Practically all kids are infected with RSV by the time they’re 2 to 3 years old, but it’s usually not medically necessary to distinguish it from a cold since complications are uncommon in otherwise healthy toddlers. Sometimes, however, RSV can lead to more serious infections such as pneumonia or bronchiolitis (an inflammation of the small air passages entering the lungs) in toddlers younger than 3. Call your pediatrician immediately if your child has a high fever, severe cough, wheezing, lethargic rapid breathing or bluish skin color due to lack of oxygen. (Sometimes hospitalization may be necessary.)
As yet, no clear evidence shows that children’s cough and cold medications work. Not only that, but an estimated 7,100 children under age 12 are treated in emergency rooms each year due to adverse effects from these medications—64 percent of whom are 2 to 5 years old!

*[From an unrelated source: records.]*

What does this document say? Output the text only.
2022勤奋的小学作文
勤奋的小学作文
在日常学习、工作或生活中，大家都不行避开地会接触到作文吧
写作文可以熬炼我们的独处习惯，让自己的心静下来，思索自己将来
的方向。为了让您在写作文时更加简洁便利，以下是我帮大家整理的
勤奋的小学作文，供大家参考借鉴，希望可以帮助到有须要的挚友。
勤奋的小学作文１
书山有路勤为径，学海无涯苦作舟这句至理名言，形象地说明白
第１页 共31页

The Food and Drug Administration has recently recommended that the medications not be used for kids under 6 years old because of the lack of benefi cial evidence and increased risk of harm. So what can you do for your child’s cold? Treat aches and fever with children’s ibuprofen or acetaminophen. For coughing, try a bedtime dose of honey along with parental TLC: A new study revealed that 1⁄2 teaspoon of buckwheat honey given to children 2 to 5 years old helped provide relief for nighttime cough and sleep difficulties.